I don't argue with this too much, but it really just depends on tournament success vs overall success. I'm not 100% sure which is more valid for a "title" like this. NCAA tournament success is so fleeting and sometimes arbitrary. As an example: would we call Butler elite? They made it to two championship games in a row. Something Syracuse and UConn for example have never done, although I think we would logically rank both ahead of Butler.
The reason this is a debate at all is because of Syracuse's elite overall win/loss record. Ranking #5 in total wins and #6 in win percentage and having done that while existing in an elite conference for 30+ years of their history is certainly rarified air. It's something UConn, Florida, Michigan State, and others with more championships cannot touch. To put this into perspective, even with a serious downturn in the Syracuse program and an improvement in the UConn program, resulting in them getting 10 wins per season more than us (an almost impossible figure), it would take over 30 years for them to pass us in wins.
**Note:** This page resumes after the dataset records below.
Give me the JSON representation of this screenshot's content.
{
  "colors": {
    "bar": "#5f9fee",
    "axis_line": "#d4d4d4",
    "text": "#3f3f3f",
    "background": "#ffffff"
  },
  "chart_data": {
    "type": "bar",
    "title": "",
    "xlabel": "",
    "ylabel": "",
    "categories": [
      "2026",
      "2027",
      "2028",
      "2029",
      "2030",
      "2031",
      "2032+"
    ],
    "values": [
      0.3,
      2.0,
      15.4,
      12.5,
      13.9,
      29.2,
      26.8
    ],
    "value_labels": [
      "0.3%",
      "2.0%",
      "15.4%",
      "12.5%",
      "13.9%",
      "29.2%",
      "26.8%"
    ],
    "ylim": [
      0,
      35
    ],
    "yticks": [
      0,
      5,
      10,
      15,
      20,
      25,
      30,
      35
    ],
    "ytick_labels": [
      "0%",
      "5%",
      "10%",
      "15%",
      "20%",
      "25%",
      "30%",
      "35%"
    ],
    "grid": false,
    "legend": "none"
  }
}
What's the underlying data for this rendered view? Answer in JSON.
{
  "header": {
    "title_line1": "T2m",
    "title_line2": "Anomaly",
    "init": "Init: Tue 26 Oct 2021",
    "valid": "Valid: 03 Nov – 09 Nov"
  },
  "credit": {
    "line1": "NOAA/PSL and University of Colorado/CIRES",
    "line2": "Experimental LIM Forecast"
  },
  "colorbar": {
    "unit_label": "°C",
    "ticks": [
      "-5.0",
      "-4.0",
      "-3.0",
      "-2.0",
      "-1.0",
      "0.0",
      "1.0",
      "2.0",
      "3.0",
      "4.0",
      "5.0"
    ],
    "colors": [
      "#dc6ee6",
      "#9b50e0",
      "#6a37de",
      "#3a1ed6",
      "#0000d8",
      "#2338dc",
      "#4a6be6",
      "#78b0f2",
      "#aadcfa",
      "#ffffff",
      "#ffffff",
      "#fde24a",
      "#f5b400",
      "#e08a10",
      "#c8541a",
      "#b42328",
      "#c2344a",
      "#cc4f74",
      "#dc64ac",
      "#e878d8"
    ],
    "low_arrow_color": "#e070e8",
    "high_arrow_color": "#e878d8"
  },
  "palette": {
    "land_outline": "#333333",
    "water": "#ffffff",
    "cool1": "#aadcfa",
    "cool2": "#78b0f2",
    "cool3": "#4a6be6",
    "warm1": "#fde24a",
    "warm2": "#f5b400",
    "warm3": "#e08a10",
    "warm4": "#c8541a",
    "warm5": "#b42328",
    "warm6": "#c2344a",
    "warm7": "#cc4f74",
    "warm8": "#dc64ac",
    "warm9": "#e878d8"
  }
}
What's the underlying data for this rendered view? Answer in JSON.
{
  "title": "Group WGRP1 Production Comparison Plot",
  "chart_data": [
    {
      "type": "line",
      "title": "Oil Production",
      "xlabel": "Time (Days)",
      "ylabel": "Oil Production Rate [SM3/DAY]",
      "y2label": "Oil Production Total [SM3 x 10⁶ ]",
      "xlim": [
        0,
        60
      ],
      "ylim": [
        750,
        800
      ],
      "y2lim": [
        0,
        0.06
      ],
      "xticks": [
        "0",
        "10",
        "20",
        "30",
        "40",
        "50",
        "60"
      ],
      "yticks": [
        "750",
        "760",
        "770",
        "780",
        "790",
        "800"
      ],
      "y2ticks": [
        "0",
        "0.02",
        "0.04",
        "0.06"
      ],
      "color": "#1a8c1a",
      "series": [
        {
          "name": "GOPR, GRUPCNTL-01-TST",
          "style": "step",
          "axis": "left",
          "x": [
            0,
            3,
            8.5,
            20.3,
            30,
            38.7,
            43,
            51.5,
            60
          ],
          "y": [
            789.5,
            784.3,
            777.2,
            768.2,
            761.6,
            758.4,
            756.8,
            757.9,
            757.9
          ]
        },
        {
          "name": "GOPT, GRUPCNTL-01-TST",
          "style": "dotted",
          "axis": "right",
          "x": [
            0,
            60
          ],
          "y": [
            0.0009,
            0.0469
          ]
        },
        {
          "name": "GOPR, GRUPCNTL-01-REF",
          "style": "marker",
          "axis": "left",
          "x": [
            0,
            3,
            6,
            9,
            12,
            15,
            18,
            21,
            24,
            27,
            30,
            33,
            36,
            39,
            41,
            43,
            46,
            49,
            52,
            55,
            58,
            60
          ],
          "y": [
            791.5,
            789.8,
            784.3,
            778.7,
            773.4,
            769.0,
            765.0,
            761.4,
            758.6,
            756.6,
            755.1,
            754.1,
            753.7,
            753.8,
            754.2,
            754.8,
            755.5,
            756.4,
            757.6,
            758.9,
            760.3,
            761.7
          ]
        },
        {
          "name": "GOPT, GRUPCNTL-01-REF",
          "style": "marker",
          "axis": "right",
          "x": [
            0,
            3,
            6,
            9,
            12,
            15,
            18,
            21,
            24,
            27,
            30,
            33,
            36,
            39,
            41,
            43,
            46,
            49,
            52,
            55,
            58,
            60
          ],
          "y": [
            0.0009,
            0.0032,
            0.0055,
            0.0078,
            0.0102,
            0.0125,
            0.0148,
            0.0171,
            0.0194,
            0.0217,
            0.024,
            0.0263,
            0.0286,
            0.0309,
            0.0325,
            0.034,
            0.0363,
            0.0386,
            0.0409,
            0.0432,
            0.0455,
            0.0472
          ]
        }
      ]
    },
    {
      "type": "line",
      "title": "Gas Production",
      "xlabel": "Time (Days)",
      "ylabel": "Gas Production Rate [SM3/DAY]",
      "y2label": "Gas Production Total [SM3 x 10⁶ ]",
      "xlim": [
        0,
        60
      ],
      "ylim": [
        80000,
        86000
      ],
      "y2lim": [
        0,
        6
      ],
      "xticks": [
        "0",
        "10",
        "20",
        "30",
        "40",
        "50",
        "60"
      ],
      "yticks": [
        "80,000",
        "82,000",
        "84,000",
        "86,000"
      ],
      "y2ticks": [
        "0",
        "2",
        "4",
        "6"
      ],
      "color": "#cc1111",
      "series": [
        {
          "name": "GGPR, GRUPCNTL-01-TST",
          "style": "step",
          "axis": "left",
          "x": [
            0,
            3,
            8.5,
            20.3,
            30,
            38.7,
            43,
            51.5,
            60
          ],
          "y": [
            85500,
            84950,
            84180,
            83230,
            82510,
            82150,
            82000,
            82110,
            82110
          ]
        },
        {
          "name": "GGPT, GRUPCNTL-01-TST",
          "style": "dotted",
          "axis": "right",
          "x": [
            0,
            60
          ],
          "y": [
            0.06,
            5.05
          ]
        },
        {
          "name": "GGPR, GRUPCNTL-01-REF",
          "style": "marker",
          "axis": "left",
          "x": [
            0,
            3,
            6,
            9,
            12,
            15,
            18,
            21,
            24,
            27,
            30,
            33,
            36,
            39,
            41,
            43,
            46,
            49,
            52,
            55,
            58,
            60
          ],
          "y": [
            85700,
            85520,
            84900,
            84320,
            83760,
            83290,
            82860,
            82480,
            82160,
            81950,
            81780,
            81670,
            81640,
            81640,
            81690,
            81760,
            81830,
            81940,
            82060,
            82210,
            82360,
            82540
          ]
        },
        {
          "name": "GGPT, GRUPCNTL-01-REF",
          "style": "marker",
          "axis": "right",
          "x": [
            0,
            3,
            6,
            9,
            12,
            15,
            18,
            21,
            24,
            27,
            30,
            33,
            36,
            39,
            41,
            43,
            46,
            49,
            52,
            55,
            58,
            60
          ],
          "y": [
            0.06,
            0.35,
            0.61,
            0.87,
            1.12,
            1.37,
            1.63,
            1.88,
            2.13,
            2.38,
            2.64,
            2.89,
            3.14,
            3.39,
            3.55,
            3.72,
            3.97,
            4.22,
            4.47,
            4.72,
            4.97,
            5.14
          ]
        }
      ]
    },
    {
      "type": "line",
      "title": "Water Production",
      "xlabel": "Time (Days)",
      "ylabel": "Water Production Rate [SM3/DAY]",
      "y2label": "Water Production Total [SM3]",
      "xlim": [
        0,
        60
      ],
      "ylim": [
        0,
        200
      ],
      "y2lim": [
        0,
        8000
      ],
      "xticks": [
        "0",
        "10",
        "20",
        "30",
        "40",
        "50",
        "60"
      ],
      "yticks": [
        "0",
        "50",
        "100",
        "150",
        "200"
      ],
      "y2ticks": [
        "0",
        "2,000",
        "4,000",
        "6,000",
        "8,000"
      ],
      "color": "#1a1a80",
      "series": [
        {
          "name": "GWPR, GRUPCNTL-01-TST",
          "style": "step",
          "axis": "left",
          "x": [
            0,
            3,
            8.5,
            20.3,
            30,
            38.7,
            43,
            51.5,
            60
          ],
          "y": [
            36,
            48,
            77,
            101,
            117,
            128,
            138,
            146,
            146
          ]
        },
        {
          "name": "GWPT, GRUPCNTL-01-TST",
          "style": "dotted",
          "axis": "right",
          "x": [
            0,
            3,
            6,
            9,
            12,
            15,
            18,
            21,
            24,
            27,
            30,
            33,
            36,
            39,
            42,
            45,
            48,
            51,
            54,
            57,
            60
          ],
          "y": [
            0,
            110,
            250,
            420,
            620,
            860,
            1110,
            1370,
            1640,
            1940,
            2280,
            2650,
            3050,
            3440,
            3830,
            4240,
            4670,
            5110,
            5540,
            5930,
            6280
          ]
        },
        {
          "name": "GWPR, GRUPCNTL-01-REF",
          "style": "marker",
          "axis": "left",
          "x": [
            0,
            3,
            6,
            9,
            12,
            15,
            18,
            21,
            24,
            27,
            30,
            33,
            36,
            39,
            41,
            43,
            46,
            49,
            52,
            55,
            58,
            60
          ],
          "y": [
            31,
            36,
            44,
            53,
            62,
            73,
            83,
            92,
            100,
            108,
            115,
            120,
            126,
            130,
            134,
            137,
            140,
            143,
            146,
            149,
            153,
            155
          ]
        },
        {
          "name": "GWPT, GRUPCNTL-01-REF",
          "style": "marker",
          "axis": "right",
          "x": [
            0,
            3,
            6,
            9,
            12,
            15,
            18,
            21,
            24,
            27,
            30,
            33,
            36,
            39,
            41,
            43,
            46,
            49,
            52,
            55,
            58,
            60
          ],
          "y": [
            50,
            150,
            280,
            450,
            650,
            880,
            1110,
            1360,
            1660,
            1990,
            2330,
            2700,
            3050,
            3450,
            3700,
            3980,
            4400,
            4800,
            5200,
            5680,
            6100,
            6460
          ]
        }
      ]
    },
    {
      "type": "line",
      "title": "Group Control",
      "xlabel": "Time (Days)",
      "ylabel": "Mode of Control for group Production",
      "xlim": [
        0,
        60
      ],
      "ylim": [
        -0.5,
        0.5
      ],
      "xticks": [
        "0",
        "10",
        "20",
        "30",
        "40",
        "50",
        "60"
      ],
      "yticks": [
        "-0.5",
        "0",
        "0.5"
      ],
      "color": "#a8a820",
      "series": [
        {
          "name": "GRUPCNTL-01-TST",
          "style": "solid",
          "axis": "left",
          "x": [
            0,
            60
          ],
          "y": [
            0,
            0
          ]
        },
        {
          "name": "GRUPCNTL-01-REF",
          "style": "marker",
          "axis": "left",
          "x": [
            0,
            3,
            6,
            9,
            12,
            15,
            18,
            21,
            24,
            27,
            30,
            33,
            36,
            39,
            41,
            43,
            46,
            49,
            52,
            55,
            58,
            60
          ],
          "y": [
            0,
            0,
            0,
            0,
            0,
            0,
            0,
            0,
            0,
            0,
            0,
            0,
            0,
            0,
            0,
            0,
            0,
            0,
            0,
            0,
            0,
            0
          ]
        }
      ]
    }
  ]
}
There is something extraordinarily significant about that type of historical performance - you can't just have a good run of 5 years, or 10 years, or 20 years. You can't go 9-9 in conference and then get hot/sponsored-by-an-angel/take-out-second-mortgage-on-soul/whatever and win a NC and replicate that.
So it's really however you'd like to look at it. I think it is a combo of these things, but Syracuse has the hard part of the equation, the part that takes 50+ years to build. SU gets hot and wins another NC or two and you can start seriously thinking of the elite status.